Zubov's character was capricious and unstable. He patronized Suvorov and Denis Fonvizin, and yet he is thought to have instigated the persecution of Alexander Radishchev and Nikolay Novikov. To the heir apparent, Tsarevich Paul, he paid no respect. Unsurprisingly, Catherine's death all but brought him to the verge of madness. For ten days, he concealed himself in the house of his sister Olga. On the 11th day, he was visited by Emperor Paul who drank to his health and wished him "as many years of prosperity as there are drops in this beaker". Nevertheless, he was stripped of his estates, relieved of all his posts and was strongly advised to go abroad.

==Later life==

During Paul's reign, Zubov travelled in Europe, where he was exhibited as a curiosity.
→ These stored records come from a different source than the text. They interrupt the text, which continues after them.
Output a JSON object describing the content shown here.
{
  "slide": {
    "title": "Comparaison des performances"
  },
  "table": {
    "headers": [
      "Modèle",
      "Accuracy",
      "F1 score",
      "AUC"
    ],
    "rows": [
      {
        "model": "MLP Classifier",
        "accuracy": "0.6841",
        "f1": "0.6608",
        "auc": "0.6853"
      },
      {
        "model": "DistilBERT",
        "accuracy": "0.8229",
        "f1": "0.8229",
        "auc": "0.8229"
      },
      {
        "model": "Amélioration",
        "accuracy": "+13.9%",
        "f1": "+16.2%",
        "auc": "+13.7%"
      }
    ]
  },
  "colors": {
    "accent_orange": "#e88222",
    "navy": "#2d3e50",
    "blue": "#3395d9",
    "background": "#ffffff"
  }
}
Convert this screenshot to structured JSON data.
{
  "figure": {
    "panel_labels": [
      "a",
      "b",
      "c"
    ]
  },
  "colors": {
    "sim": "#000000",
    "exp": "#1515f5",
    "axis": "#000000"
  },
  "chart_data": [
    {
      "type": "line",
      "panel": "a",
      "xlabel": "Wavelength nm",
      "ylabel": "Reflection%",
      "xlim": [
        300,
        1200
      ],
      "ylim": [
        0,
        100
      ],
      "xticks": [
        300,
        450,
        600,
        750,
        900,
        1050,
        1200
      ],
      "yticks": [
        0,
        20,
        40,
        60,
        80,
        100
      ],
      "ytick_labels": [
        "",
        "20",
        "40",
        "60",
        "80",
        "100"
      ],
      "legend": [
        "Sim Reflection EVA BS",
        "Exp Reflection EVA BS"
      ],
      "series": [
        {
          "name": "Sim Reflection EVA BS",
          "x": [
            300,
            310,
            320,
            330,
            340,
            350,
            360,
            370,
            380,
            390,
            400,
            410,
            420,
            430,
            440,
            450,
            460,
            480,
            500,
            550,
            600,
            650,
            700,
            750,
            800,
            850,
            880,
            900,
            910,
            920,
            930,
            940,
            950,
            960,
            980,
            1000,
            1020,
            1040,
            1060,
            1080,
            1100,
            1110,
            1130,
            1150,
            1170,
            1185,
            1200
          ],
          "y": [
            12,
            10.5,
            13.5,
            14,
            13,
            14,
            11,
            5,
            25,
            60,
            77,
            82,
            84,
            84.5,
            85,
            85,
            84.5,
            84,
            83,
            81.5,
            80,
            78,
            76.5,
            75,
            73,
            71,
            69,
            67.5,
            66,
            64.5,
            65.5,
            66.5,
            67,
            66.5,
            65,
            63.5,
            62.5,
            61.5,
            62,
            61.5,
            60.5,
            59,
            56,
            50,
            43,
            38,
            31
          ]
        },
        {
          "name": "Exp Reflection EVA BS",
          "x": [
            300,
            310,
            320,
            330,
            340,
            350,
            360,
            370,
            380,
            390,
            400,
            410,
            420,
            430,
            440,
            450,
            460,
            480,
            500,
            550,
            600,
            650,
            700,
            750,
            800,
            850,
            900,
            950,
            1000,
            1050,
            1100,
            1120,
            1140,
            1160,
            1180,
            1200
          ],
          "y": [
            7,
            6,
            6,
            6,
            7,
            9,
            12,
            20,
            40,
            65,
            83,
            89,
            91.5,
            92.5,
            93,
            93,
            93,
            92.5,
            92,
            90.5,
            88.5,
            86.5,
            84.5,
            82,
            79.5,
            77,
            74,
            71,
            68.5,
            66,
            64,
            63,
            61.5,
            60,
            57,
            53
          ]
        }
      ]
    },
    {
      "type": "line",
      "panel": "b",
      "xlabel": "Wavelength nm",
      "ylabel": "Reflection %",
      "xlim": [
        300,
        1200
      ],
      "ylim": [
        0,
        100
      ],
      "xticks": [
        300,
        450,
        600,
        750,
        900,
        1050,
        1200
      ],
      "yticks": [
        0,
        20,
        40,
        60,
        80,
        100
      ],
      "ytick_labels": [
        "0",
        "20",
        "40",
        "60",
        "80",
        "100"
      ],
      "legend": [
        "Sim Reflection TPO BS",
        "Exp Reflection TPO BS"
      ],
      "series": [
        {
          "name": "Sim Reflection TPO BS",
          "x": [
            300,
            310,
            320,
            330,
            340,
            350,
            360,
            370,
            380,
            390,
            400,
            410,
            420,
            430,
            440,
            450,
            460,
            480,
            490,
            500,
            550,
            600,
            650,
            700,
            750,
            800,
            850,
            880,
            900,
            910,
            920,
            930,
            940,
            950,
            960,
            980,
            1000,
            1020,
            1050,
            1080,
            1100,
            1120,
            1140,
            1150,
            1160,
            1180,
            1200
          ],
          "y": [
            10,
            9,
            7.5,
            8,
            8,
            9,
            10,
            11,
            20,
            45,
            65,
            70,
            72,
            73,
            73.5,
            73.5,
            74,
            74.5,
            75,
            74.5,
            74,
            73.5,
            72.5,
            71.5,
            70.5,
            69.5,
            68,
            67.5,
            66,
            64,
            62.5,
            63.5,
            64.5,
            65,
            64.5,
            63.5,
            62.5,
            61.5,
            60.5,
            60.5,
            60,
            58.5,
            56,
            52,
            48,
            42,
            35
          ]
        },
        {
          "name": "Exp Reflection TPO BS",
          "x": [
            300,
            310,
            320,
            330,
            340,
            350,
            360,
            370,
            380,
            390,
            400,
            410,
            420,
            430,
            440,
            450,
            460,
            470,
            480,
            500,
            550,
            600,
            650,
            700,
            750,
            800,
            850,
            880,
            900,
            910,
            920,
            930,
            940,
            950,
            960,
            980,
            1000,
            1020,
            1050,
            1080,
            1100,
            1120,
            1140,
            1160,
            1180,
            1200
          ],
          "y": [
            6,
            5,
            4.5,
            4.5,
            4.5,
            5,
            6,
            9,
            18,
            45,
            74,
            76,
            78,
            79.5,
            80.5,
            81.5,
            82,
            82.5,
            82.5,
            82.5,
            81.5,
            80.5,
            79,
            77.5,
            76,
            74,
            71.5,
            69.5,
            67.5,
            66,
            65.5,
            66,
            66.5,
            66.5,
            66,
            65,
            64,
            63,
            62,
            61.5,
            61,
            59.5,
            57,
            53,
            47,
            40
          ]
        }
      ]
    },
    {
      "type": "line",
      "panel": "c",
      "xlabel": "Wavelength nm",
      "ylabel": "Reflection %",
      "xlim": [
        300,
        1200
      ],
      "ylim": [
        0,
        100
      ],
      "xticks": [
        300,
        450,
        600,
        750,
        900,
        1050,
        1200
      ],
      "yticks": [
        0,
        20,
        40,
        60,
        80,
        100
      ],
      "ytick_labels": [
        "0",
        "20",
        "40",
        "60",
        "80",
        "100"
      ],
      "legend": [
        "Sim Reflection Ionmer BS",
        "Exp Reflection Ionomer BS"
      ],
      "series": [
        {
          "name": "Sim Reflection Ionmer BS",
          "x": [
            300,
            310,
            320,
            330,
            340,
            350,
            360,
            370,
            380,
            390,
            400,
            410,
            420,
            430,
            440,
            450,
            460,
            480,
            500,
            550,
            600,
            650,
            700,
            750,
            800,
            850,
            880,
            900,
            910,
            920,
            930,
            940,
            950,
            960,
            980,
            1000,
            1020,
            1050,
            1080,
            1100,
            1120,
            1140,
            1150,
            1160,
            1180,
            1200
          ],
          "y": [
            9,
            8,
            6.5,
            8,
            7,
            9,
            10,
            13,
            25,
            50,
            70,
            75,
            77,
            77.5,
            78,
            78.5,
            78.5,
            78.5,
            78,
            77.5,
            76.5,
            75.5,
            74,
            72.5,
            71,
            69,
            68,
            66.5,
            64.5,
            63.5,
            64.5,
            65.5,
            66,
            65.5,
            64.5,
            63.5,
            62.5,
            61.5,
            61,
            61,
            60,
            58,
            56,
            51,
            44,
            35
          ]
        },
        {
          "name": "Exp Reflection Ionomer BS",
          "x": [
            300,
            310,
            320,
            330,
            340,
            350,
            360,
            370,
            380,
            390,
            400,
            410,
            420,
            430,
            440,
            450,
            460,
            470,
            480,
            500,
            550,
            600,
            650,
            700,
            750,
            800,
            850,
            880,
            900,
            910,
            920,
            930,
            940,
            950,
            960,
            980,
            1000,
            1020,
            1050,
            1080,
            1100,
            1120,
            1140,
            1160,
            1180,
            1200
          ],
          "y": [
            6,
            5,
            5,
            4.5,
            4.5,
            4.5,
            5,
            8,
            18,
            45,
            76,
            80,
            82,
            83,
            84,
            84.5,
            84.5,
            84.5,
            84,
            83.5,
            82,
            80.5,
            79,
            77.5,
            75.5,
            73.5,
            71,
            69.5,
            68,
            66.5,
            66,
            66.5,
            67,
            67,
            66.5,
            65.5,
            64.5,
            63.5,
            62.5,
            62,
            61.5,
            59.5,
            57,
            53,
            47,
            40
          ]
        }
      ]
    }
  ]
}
In Teplitz, he fell in love with Countess de la Roche-Aymon, and subsequently proposed to the Princess of Courland, but was refused. Following an obscure duel in which he refused to take part, and which resulted in his aide's killing of the Chevalier de Saxe—son of Prince Francis Xavier of Saxony and cousin of Louis XVI—Zubov withdrew to his Rastrelliesque Rundale Palace in Courland, formerly the seat of the House of Biron. He ended his days living in seclusion. His young widow, Thekla Walentinowicz (1801–1873), a daughter of a local landowner, married Count Andrei Shuvalov (1802–1873), thus bringing the vast Zubov estates into the Shuvalov family.